Recovering a failed software RAID
The software RAID in Linux is well tested, but even with well tested software RAID can fail.
In the following it is assume that you have a software RAID where a disk more than the redundancy has failed.
So your /proc/mdstats looks something like this:
md3 : active raid6 loop3[10](S) loop39[9] loop38[8] loop37[7] loop36[6] loop35[5] loop34[4] loop33[3](F) loop32[2](F) loop31[1](F) loop30[0]
7168 blocks super 1.2 level 6, 128k chunk, algorithm 2 [10/7] [U___UUUUUU]
Here is a RAID6 that has lot 3 harddisks.
Contents |
Check your hardware
Harddisks fall off a RAID for all sorts of reasons.

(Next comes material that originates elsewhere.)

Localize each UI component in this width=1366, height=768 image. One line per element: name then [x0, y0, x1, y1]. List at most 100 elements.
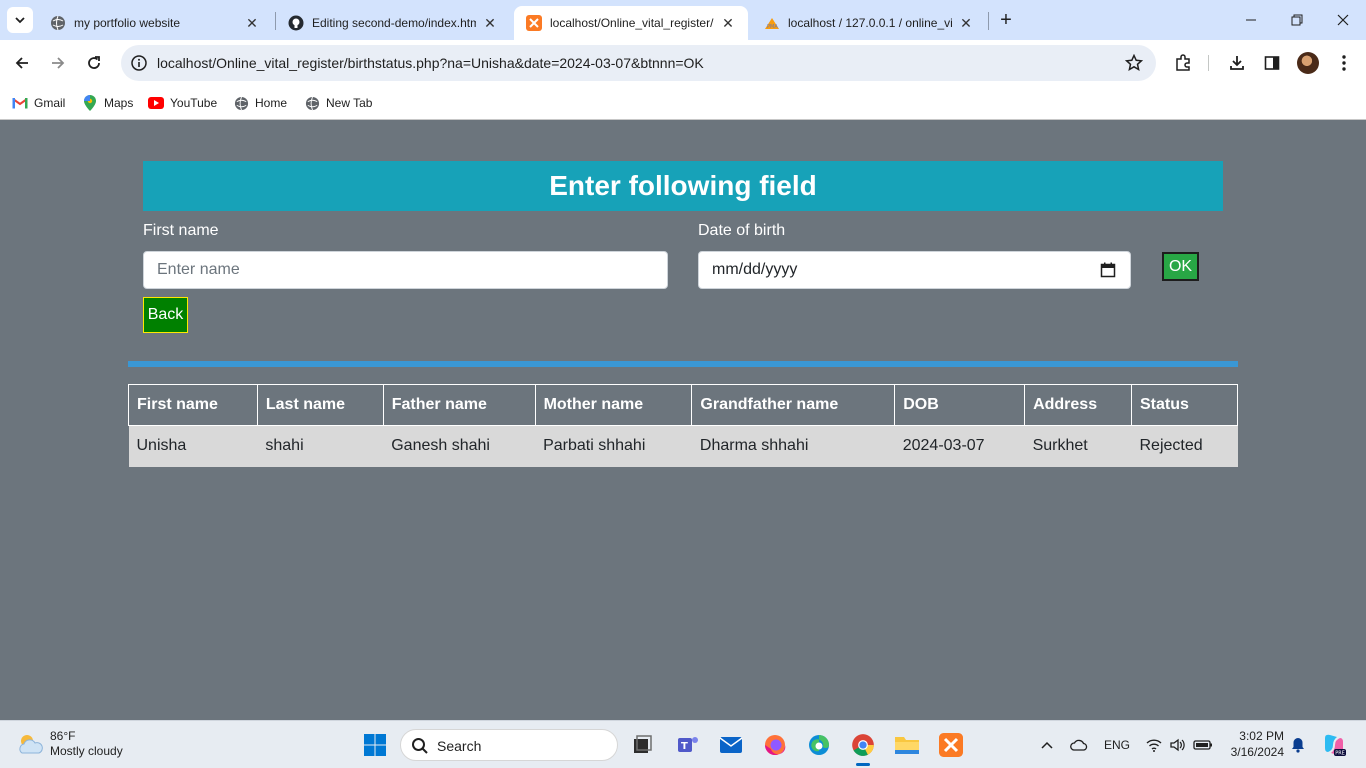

Some of them are intermittent, so first we need to check if the harddisks are OK. We do that by reading every single harddisk.
DEVICES="/dev/sdc /dev/sdd /dev/sdf" parallel -j0 dd if={} of=/dev/null ::: $DEVICES
If you do not have GNU Parallel, it can be installed by:
wget -O - pi.dk/3 | bash
Hardware error
If the reading fails for a drive, you need to copy that drive to a new drive. Do that using GNU ddrescue. ddrescue can read forwards (fast) and backwards (slow). This is useful since you can sometime read a sector if you read it from "the other side". By giving ddrescue a log-file it will skip the parts that have already been copied successfully. Thereby it is OK to reboot your system, if the copying makes the system stuck.
ddrescue -r 3 /dev/old /dev/new my_log ddrescue -R -r 3 /dev/old /dev/new my_log
where /dev/old is the harddisk with errors and /dev/new is the new empty harddisk.
Re-test that you can now read all sectors using 'dd', and remove /dev/old from the system.
Notes below - must be fleshed out
Making the devices read-only
http://unix.stackexchange.com/questions/67678/gnu-linux-overlay-block-device-stackable-block-device
Identify which drives are used for what
Identify the currently active harddisks and the last failing (but fully synced) hard disk.
Force assembly
--assemble --force (--scan may be incorrect due to the overlay devices).
File system check
Some file systems wants mount before fsck (xfs).
mount (for xfs)
umount (for xfs)
fsck
mount
check files are there. If not, roll back to the overlay to non-modified, and try different options. For xfs_repair that can include -L to remove the log.